Nathan Ratliff1 year ago

All of the reactive regrasping you see is baked into the trained policy. It knows when it has a good grasp based on “feel” (proprioceptive difference between desired and measured joint angles).

Nathan Ratliff1 year ago

We ran a series of ablations on the perceptual architecture looking at variations of the image encoder and stereo vs monocular inputs. The main takeaway is, it’s important to start the distillation process with a pretrained resnet-18 encoder and finetune it. We tried all combinations of starting from pretrained weights vs random weights and fine tuning it vs just freezing, and it’s important to do both. Surprisingly, monocular inputs worked much better than we expected. But it makes sense in retrospect. Close one eye and try picking things up from the table. It’s actually easier than it seems.

Nathan Ratliff1 year ago

Links: Project website: DextrAH-RGB: Visuomotor Policies to Grasp Anything with Dexterous Hands

Nathan Ratliff1 year ago

Progression of prior work building toward this system: DeXtreme: Early sim2real work. Trained entirely in simulation and zero-shot deployed into the real world. DeXtreme FGP: Adds geometric fabric controllers for safer deployment. Don’t damage the robot! Background on geometric fabrics (RAL best paper 2022): DextrAH-G: Unlock the arm, and do full on grasping. Grasps anything placed in front of it. Geometric fabrics again allow us to be brazen with deployment on such a fragile physical system. This version operates only on depth.

Nathan Ratliff1 year ago

And finally DextrAH-RGB (this work): No more depth. Just direct stereo RGB processing with a scaled SOTA perception architecture.

Nathan Ratliff1 year ago

Many thanks to all our coauthors! @ritvik_singh9 @arthurallshire @ankurhandos and Karl Van Wyk. Amazing work! Ritvik and Karl, especially, drove the work and everyone put their heads together to figure out the ideal perceptual processing architecture.

Nathan Ratliff1 year ago

More details in @ritvik_singh9's thread (first author)!

Nathan Ratliff1 year ago

And @arthurallshire's!

RedDeer.Games4 years ago

Customise the colours yourself or simply connect the Joy-Cons ! Head to ➡️ for more details about #AAAClock ! #indiedev #indiegame #IndieGameDev #nintendo #OLED #switchOLED

Related Videos

Boston Dynamics collaborated with NVIDIA to demonstrate DextrAH-RGB, a workflow for dexterous grasping from stereo RGB input. The end-to-end policy for Atlas robot, trained entirely in NVIDIA Isaac Lab, transfers zero-shot from simulation to the real robot.

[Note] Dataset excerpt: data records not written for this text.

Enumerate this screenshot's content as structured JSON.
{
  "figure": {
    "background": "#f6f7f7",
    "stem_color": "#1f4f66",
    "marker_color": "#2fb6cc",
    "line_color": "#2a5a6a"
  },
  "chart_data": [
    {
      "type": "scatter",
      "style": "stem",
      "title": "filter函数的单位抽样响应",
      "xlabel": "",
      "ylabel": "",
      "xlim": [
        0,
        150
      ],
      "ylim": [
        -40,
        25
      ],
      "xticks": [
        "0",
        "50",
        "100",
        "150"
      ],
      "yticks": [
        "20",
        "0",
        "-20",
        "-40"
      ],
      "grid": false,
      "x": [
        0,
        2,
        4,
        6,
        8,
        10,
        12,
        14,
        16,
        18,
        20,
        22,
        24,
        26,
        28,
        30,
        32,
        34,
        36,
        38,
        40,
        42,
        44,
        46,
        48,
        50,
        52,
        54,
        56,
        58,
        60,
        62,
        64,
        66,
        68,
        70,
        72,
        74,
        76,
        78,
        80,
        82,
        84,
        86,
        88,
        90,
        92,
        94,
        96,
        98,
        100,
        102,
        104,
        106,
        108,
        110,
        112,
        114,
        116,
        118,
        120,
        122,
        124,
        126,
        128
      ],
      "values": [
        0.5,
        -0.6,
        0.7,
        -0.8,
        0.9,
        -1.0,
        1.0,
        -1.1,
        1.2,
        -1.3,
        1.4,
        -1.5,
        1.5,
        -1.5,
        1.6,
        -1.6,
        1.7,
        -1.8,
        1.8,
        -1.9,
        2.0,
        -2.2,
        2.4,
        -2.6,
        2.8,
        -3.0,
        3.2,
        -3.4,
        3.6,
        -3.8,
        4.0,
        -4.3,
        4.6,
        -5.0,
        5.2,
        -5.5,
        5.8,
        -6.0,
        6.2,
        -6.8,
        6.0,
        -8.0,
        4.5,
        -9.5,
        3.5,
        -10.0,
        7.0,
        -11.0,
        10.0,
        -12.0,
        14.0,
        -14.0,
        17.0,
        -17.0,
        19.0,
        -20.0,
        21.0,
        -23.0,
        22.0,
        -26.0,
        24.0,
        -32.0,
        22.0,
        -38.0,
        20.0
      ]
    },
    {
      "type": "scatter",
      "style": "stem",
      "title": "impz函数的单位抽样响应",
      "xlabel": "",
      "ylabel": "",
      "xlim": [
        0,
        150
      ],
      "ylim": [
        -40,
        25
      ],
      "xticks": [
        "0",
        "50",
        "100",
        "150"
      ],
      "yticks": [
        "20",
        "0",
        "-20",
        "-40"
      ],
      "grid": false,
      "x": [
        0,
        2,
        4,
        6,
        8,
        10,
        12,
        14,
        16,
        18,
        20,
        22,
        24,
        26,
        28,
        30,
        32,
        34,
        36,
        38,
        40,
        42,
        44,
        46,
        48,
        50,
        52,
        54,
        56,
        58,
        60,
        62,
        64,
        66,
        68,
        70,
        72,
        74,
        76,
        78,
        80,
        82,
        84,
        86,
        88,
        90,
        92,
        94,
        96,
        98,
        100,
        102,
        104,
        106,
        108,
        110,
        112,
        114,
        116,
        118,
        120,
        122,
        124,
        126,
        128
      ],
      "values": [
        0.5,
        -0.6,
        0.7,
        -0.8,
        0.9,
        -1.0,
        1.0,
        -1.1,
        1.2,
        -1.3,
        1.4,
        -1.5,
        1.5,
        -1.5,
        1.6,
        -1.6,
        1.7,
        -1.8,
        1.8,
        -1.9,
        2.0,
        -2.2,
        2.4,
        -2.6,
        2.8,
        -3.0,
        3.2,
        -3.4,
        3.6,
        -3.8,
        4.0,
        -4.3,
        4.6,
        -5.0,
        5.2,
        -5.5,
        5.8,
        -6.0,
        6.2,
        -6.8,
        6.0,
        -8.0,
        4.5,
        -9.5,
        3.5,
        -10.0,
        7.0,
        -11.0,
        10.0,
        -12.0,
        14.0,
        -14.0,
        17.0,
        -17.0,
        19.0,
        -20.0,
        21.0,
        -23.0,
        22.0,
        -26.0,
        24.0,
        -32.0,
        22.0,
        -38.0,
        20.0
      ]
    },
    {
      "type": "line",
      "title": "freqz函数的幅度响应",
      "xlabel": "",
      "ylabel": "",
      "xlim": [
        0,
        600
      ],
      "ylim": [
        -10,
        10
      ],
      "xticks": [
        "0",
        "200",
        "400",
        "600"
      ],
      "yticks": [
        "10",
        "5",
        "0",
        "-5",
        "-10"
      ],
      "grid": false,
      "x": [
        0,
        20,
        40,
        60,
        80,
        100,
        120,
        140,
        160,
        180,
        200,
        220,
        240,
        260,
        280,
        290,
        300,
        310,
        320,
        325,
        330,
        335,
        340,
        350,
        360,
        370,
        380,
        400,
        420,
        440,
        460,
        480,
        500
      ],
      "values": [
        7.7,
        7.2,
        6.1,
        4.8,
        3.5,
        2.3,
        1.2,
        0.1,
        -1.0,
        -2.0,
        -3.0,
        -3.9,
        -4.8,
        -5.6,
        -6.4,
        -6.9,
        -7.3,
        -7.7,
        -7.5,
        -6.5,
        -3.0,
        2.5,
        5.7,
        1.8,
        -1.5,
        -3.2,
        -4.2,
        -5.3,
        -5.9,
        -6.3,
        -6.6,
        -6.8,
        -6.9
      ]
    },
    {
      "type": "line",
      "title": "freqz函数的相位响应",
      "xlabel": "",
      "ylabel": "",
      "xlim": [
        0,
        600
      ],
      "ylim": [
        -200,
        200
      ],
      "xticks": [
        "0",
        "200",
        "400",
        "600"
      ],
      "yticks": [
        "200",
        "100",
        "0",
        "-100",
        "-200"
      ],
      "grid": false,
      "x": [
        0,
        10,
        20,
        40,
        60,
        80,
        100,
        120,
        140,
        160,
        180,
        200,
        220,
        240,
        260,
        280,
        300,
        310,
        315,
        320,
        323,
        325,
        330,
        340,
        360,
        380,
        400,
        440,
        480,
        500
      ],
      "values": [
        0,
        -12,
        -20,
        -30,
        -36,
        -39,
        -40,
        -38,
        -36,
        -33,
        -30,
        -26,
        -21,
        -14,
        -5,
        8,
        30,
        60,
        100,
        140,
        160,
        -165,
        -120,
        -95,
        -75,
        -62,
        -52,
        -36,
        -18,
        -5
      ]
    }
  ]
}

Boston Dynamics collaborated with NVIDIA to demonstrate DextrAH-RGB, a workflow for dexterous grasping from stereo RGB input. The end-to-end policy for Atlas robot, trained entirely in NVIDIA Isaac Lab, transfers zero-shot from simulation to the real robot.

The Humanoid Hub

79,696 views • 1 year ago

We talked to Ritvik Singh about how you can train sim-to-real dexterous manipulation policies using NVIDIA Isaac. This robot is grasping objects using pure RGB stereo: take in images from a camera pair and predict what to do, all without training in the real world.

We talked to Ritvik Singh about how you can train sim-to-real dexterous manipulation policies using NVIDIA Isaac. This robot is grasping objects using pure RGB stereo: take in images from a camera pair and predict what to do, all without training in the real world.

Chris Paxton

20,042 views • 10 months ago

A big part of scaling robot learning to solve real-world problems is that we somehow need to get enough diverse, high-quality data to train our robots to perform useful things. GPT and its fellow large language models were bootstrapped and proved out on a massive dataset of real-world language data. Unfortunately, despite our best efforts, similarly massive datasets don’t really exist for robotics — so, in our unending pursuit of high-quality, useful data, we turn to simulation. I compared a couple recent works on sim-to-real robot manipulation, which discuss how to train perception-driven manipulation policies in simulation, in such a way that they’re useful in the real world. - DextraH-RGB, from NVIDIA - Sim-and-Real Co-Training: A Simple Recipe for Vision-Based Robotic Manipulation, also from NVIDIA — specifically the GEAR lab - Sim-to-Real Reinforcement Learning for Vision-Based Dexterous Manipulation on Humanoids, another GEAR lab paper - Local Policies Enable Zero-shot Long-Horizon Manipulation, from CMU (video from DextrAH-RGB)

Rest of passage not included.